In July 2017, 65-year old actor Len Saunders, known by many as his stage name ‘Len Banana,’ passed away nine days after being punched by a drunken 17-year-old in an unprovoked attack.

His attacker, Luke Woods from the town centre, was sentenced to four years in a detention centre for the ‘needless and vicious’ attack.

This year’s campaign was launched on Saturday 8 December at the annual ‘Len Banana Evening’ at Lucem House Cinema +Plus, where Len used to volunteer. Len’s family and friends joined Community Safety partners to show their support.

Ramy Soliman, Len’s nephew, said: “Len will always be remembered as a kind-hearted and warm person. A friend to all, he always gave and never asked for anything in return.

“The senseless callous attack on him, and its resulting consequences, should be a reminder to all to behave responsibly. We, Len’s family, fully support this campaign.”

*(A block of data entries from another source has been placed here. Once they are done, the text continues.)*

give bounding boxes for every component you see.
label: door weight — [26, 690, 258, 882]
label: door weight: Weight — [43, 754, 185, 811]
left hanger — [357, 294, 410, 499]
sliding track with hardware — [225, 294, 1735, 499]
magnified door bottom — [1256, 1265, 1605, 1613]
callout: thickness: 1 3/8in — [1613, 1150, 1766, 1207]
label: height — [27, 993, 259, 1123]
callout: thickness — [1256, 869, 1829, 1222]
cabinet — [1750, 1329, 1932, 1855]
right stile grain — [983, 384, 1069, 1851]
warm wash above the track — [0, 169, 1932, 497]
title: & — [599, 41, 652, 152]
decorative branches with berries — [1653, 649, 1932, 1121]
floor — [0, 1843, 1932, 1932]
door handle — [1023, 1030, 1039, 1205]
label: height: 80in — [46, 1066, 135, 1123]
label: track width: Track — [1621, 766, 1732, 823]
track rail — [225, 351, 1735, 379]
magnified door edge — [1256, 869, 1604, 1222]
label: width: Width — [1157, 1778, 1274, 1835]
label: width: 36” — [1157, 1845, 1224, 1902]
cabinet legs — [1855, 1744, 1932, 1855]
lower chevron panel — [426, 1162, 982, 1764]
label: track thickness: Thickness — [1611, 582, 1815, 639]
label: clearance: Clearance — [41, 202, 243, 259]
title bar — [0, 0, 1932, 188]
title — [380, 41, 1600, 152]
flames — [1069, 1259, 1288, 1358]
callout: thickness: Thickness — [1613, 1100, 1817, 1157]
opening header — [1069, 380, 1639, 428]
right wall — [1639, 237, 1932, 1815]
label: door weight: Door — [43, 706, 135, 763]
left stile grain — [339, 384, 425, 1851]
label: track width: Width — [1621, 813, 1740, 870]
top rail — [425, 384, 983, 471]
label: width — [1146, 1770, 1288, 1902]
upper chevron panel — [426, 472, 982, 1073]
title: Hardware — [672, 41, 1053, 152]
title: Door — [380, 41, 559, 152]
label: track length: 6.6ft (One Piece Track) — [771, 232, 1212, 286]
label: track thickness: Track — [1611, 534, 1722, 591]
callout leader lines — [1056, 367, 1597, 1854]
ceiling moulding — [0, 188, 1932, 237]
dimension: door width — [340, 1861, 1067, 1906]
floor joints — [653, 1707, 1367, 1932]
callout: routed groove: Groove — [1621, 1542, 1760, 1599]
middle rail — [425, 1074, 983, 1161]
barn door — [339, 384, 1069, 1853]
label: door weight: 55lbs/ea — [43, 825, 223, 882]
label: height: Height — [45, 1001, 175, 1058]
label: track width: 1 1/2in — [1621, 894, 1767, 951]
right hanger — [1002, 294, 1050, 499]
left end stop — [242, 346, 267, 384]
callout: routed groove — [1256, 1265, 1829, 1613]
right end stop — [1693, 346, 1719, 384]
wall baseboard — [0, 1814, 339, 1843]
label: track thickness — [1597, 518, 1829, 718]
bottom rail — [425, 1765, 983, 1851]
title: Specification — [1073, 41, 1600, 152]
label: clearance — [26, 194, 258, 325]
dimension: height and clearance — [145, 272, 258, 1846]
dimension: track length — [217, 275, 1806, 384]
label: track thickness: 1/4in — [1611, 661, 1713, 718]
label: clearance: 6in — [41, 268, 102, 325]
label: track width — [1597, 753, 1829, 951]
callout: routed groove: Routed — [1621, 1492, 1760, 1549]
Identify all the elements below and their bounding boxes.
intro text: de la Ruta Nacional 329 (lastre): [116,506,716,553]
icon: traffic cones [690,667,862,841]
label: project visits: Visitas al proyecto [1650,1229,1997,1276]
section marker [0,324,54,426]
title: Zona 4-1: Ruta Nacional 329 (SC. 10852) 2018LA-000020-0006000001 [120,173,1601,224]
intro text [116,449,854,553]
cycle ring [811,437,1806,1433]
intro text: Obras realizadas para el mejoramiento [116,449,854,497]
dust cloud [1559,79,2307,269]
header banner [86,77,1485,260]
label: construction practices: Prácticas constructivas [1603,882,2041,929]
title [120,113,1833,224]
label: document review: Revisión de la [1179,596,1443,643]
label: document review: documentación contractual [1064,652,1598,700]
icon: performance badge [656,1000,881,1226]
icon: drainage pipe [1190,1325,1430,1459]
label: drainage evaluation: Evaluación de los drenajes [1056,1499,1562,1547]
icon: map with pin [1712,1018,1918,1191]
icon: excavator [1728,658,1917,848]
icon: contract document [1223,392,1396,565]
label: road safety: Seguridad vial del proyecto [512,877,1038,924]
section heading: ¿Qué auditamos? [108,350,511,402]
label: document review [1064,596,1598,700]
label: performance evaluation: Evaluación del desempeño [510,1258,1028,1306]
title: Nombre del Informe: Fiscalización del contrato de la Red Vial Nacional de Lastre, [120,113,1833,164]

Targeted at those looking to sample the borough’s night time economy offer over the festive period, One Punch Can Kill is a partnership approach between St Helens Council and Merseyside Police which looks to keep residents and visitors safe by educating people about the dangers of alcohol and how it can affect the way they think.

As part of the campaign, bottled water and safety packs will be distributed to revellers on the busiest night during the lead-up to Christmas, known as ‘Mad Friday’ which falls on 21 December.

Several taxis have also been branded out with key messages in support of this year’s campaign.

St Helens Council’s portfolio holder for community safety, Councillor Burns said: “The whole community was shocked and saddened to hear about Len’s death so it’s a privilege to have the support of his family and friends as we look to spread this important message.

“Everyone enjoys a night out, especially at Christmas, and no one wants to ruin the fun but it’s important to remember that alcohol affects us all in different ways. Please drink and act responsibly.”

St Helens Local Policing Inspector Matt Drennan said: “This year, and every year, Merseyside Police is fully supporting the ‘One Punch Can Kill’ campaign, alongside St Helens Council. Spreading the message ahead of a busy festive period is crucial so everyone keeps in mind what can happen when even a single punch is thrown.

“A seemingly innocuous disagreement or misunderstanding people have whilst drinking can and does have devastating consequences for victims, offenders, their families and friends, so people need to look after themselves and those they are out with over the festive period, and all year round.

“We always want to encourage people to come out into St Helens and enjoy their Christmas night out, and enjoy the many venues all year round. However, we also want to see people act responsibly and, where alcohol is concerned, know their limits.

“There will be extra police in St Helens to ensure that, for the vast majority of people who want to celebrate this festive period, their night is as safe as possible.”